If the thought of Mike Wallace playing for your favorite NFL team requires you reaching for a drool bucket, beware. The market for wide receivers has had its share of pitfalls going back to the infancy of the free-agency era.
In 1995, Andre Rison went from Atlanta to Cleveland as a sure thing, the final piece, a flamboyant potential future Hall of Famer. He flopped and was released after the season.
That same year, Alvin Harper went from Dallas to Tampa Bay as a can’t-miss deep threat. He was 26 years old, a former SEC high jump champion and had led the league in average yards per catch (24.9) in 1994. He lasted 25 games over two years, posting a 14.5-yard average with just three touchdowns.
Remember Jerry Porter, who went from Oakland to Jacksonville in 2008? Collected $10 million, caught 11 passes and was done.
Remember Javon Walker, who went from Green Bay to Oakland in 2008? Collected $21 million, caught 15 passes. Done.
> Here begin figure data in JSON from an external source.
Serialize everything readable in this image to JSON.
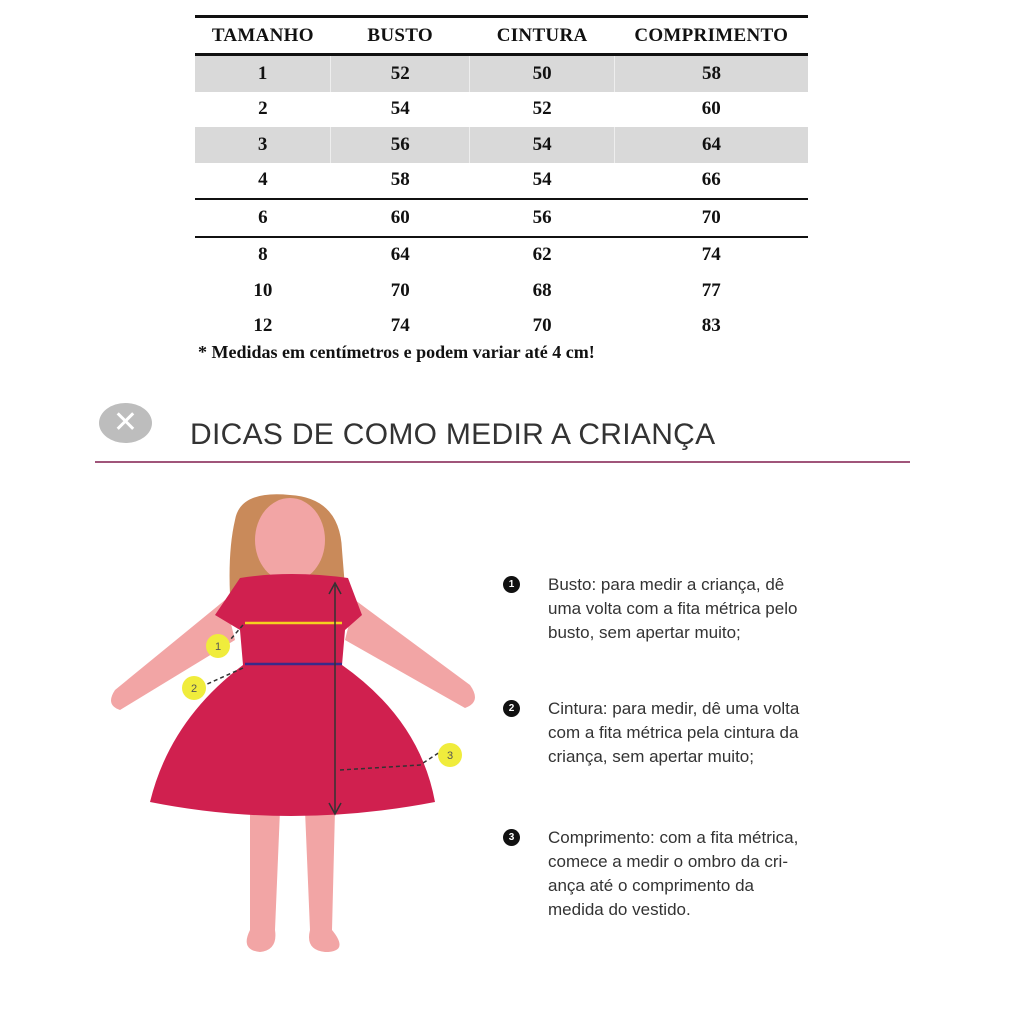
{
  "size_table": {
    "headers": [
      "TAMANHO",
      "BUSTO",
      "CINTURA",
      "COMPRIMENTO"
    ],
    "rows": [
      [
        "1",
        "52",
        "50",
        "58"
      ],
      [
        "2",
        "54",
        "52",
        "60"
      ],
      [
        "3",
        "56",
        "54",
        "64"
      ],
      [
        "4",
        "58",
        "54",
        "66"
      ],
      [
        "6",
        "60",
        "56",
        "70"
      ],
      [
        "8",
        "64",
        "62",
        "74"
      ],
      [
        "10",
        "70",
        "68",
        "77"
      ],
      [
        "12",
        "74",
        "70",
        "83"
      ]
    ],
    "note": "* Medidas em centímetros e podem variar até 4 cm!"
  },
  "tips": {
    "close_icon": "close-x-icon",
    "title": "DICAS DE COMO MEDIR A CRIANÇA",
    "divider_color": "#a0557a",
    "figure_markers": [
      "1",
      "2",
      "3"
    ],
    "items": [
      {
        "number": "1",
        "text": "Busto: para medir a criança, dê\numa volta com a fita métrica pelo\nbusto, sem apertar muito;"
      },
      {
        "number": "2",
        "text": "Cintura: para medir, dê uma volta\ncom a fita métrica pela cintura da\ncriança, sem apertar muito;"
      },
      {
        "number": "3",
        "text": "Comprimento: com a fita métrica,\ncomece a medir o ombro da cri-\nança até o comprimento da\nmedida do vestido."
      }
    ]
  },
  "colors": {
    "dress": "#d0204f",
    "skin": "#f2a5a5",
    "hair": "#c98a5a",
    "bust_line": "#f5d020",
    "waist_line": "#3a2a8a",
    "marker": "#f0ec3c"
  }
}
Remember Antonio Bryant? His first flop (San Francisco, 2006) was bad, but his second flop (Cincinnati, 2010) was career-ending.
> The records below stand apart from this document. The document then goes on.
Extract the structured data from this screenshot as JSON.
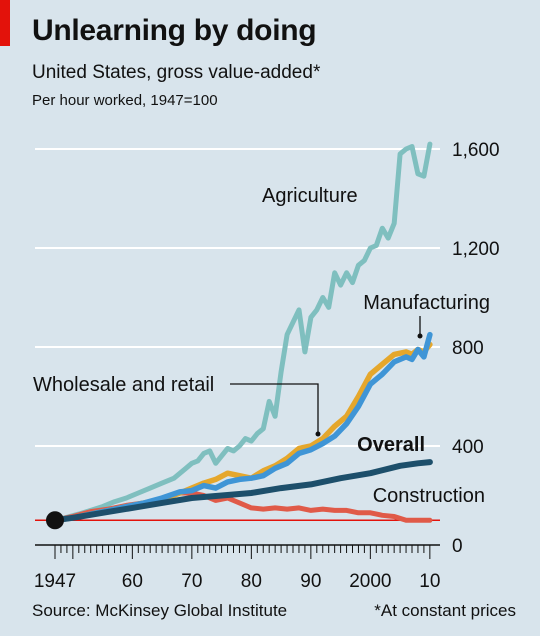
{
  "header": {
    "title": "Unlearning by doing",
    "subtitle": "United States, gross value-added*",
    "unit_note": "Per hour worked, 1947=100"
  },
  "footer": {
    "source": "Source: McKinsey Global Institute",
    "note": "*At constant prices"
  },
  "colors": {
    "accent": "#e3120b",
    "background": "#d8e4ec",
    "agriculture": "#7fbfbf",
    "manufacturing": "#3f95d6",
    "wholesale_retail": "#e5a72c",
    "overall": "#1d4f6b",
    "construction": "#e05a48",
    "baseline": "#e3120b"
  },
  "chart_data": {
    "type": "line",
    "xlim": [
      1945,
      2012
    ],
    "ylim": [
      0,
      1700
    ],
    "y_ticks": [
      0,
      400,
      800,
      1200,
      1600
    ],
    "y_tick_labels": [
      "0",
      "400",
      "800",
      "1,200",
      "1,600"
    ],
    "x_tick_labels": [
      {
        "year": 1947,
        "label": "1947"
      },
      {
        "year": 1960,
        "label": "60"
      },
      {
        "year": 1970,
        "label": "70"
      },
      {
        "year": 1980,
        "label": "80"
      },
      {
        "year": 1990,
        "label": "90"
      },
      {
        "year": 2000,
        "label": "2000"
      },
      {
        "year": 2010,
        "label": "10"
      }
    ],
    "grid": true,
    "baseline_value": 100,
    "series": [
      {
        "key": "agriculture",
        "name": "Agriculture",
        "x": [
          1947,
          1949,
          1951,
          1953,
          1955,
          1957,
          1959,
          1961,
          1963,
          1965,
          1967,
          1969,
          1970,
          1971,
          1972,
          1973,
          1974,
          1975,
          1976,
          1977,
          1978,
          1979,
          1980,
          1981,
          1982,
          1983,
          1984,
          1985,
          1986,
          1987,
          1988,
          1989,
          1990,
          1991,
          1992,
          1993,
          1994,
          1995,
          1996,
          1997,
          1998,
          1999,
          2000,
          2001,
          2002,
          2003,
          2004,
          2005,
          2006,
          2007,
          2008,
          2009,
          2010
        ],
        "y": [
          100,
          112,
          125,
          140,
          155,
          175,
          190,
          210,
          230,
          250,
          270,
          310,
          330,
          340,
          370,
          380,
          330,
          360,
          390,
          380,
          400,
          430,
          420,
          450,
          470,
          580,
          520,
          700,
          850,
          900,
          950,
          780,
          920,
          950,
          1000,
          960,
          1100,
          1050,
          1100,
          1060,
          1130,
          1150,
          1200,
          1210,
          1280,
          1240,
          1300,
          1580,
          1600,
          1610,
          1500,
          1490,
          1620
        ]
      },
      {
        "key": "manufacturing",
        "name": "Manufacturing",
        "x": [
          1947,
          1950,
          1953,
          1956,
          1959,
          1962,
          1965,
          1968,
          1970,
          1972,
          1974,
          1976,
          1978,
          1980,
          1982,
          1984,
          1986,
          1988,
          1990,
          1992,
          1994,
          1996,
          1998,
          2000,
          2002,
          2004,
          2006,
          2007,
          2008,
          2009,
          2010
        ],
        "y": [
          100,
          110,
          125,
          140,
          155,
          170,
          190,
          215,
          220,
          240,
          230,
          255,
          265,
          270,
          280,
          310,
          330,
          370,
          385,
          410,
          440,
          490,
          560,
          650,
          690,
          740,
          760,
          750,
          790,
          760,
          850
        ]
      },
      {
        "key": "wholesale_retail",
        "name": "Wholesale and retail",
        "x": [
          1947,
          1950,
          1953,
          1956,
          1959,
          1962,
          1965,
          1968,
          1970,
          1972,
          1974,
          1976,
          1978,
          1980,
          1982,
          1984,
          1986,
          1988,
          1990,
          1992,
          1994,
          1996,
          1998,
          2000,
          2002,
          2004,
          2006,
          2007,
          2008,
          2009,
          2010
        ],
        "y": [
          100,
          110,
          125,
          140,
          155,
          170,
          185,
          210,
          230,
          250,
          265,
          290,
          280,
          270,
          300,
          320,
          350,
          390,
          400,
          430,
          480,
          520,
          600,
          690,
          730,
          770,
          780,
          770,
          790,
          780,
          810
        ]
      },
      {
        "key": "overall",
        "name": "Overall",
        "x": [
          1947,
          1950,
          1955,
          1960,
          1965,
          1970,
          1975,
          1980,
          1985,
          1990,
          1995,
          2000,
          2005,
          2008,
          2010
        ],
        "y": [
          100,
          110,
          130,
          150,
          170,
          190,
          200,
          210,
          230,
          245,
          270,
          290,
          320,
          330,
          335
        ]
      },
      {
        "key": "construction",
        "name": "Construction",
        "x": [
          1947,
          1950,
          1953,
          1956,
          1959,
          1962,
          1965,
          1968,
          1970,
          1972,
          1974,
          1976,
          1978,
          1980,
          1982,
          1984,
          1986,
          1988,
          1990,
          1992,
          1994,
          1996,
          1998,
          2000,
          2002,
          2004,
          2006,
          2008,
          2010
        ],
        "y": [
          100,
          115,
          135,
          145,
          160,
          170,
          185,
          210,
          210,
          200,
          180,
          190,
          170,
          150,
          145,
          150,
          145,
          150,
          140,
          145,
          140,
          140,
          130,
          130,
          120,
          115,
          100,
          100,
          100
        ]
      }
    ],
    "labels": [
      {
        "key": "agriculture",
        "text": "Agriculture",
        "bold": false
      },
      {
        "key": "manufacturing",
        "text": "Manufacturing",
        "bold": false
      },
      {
        "key": "wholesale_retail",
        "text": "Wholesale and retail",
        "bold": false
      },
      {
        "key": "overall",
        "text": "Overall",
        "bold": true
      },
      {
        "key": "construction",
        "text": "Construction",
        "bold": false
      }
    ]
  }
}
The free-agency signing period begins anew Tuesday. By most if not all accounts, Wallace is the top player available at any position. The soon-to-be former Steeler is 26. He has 4.3 speed, 32 touchdowns in 63 games, a 17.2-yard average per catch and no history of injuries.
“He checks every box with few question marks,” said former longtime NFL executive Bill Polian. “In terms of red flags that would cause you to turn away, he doesn’t have many.”
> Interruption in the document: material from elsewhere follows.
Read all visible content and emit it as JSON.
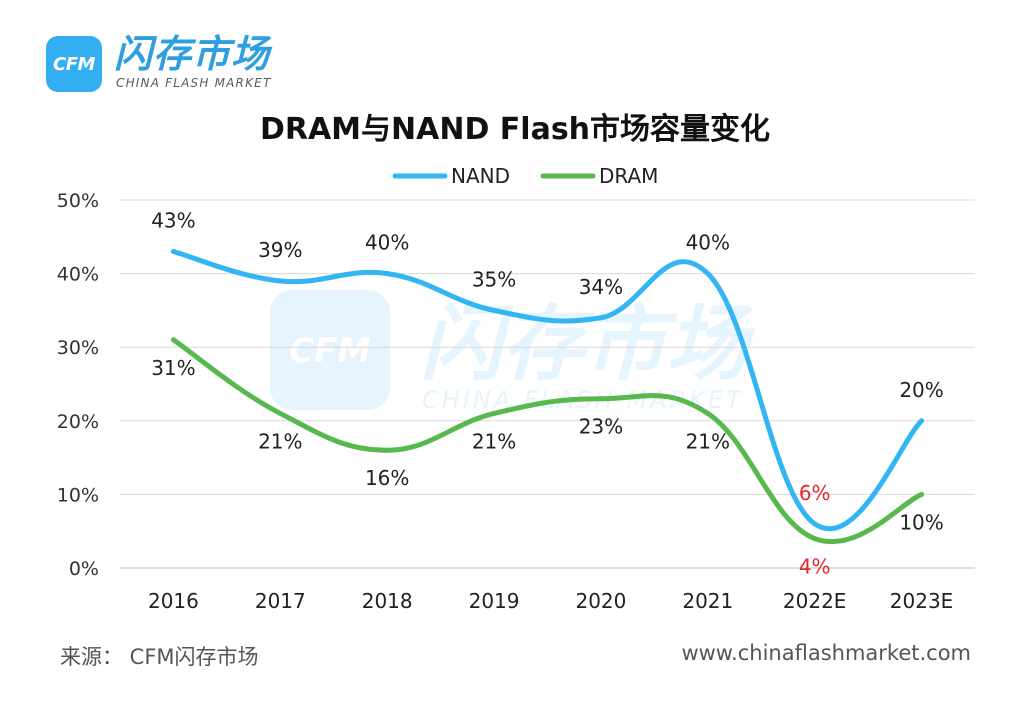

But is a guy with one Pro Bowl appearance and no All-Pro honors worth top dollar in today’s increasingly wild wide receiver market? Even Steelers coach Mike Tomlin used to needle Wallace as a “one-trick pony” in an effort to get the deep threat to become a more complete receiver.
Meanwhile, the second-best receiver in free agency is Green Bay’s Greg Jennings. He’s definitely a complete receiver, but he also has a recent injury history and will turn 30 in September. What’s he really worth?
“Worth,” said Polian, “is in the eye of the beholder.”
Worth also has taken on a new meaning since 2011, when former Vikings ballboy-turned-NFL superstar Larry Fitzgerald Jr. signed an eight-year, $120 million megadeal that averages out to $15 million a year.
It was the third time Fitzgerald set the market with a new deal since joining the league as the No. 3 overall pick in 2004. Detroit’s Calvin Johnson has since signed an eight-year, $132 million deal worth a league-high average of $16.5 million.
Not only did Fitzgerald raise the bar for what a superstar receiver can expect to make, he also changed the market for all the very good receivers who fall in line behind him.
In other words, pencil Wallace in for a deal that pays him somewhere in the neighborhood of what Vincent Jackson got from Tampa Bay last year. And that’s also an expensive neighborhood at an average of more than $11 million a year.
The Vikings are a very interested bystander in all of this. Two of their biggest priorities are acquiring another starting receiver while pacifying the elite starter they already have in Percy Harvin. Assuming he’s not traded, Harvin might still hold out this summer if the Vikings force him to play for the $2.9 million he’s due to make in the final year of his rookie deal.
The Vikings are one of many teams that take a conservative approach to free agency. They prefer to build through the draft while maintaining the financial strength to re-sign their own star players. So they won’t be in the market to overpay for the top receiver.
They’re more likely to let the market settle and then pursue second-tier youngsters such as 25-year-old Brandon Gibson and 25-year old Kevin Ogletree. It also helps that this year’s draft class is talented and deep at the receiver position.
What will happen when free agency begins? Who knows? Even Polian, a six-time NFL Executive of the Year, said he routinely was surprised by the market when he was the top personnel guy in Buffalo, Carolina and Indianapolis.
“I often sat there and said, ‘This player should command only X,’ ” Polian said. “And then the market would open up and that player would command X plus Y. And you’d say, ‘Oops, that’s not in our bailiwick?’ We don’t know what the market will bring. … That’s what makes free agency interesting.”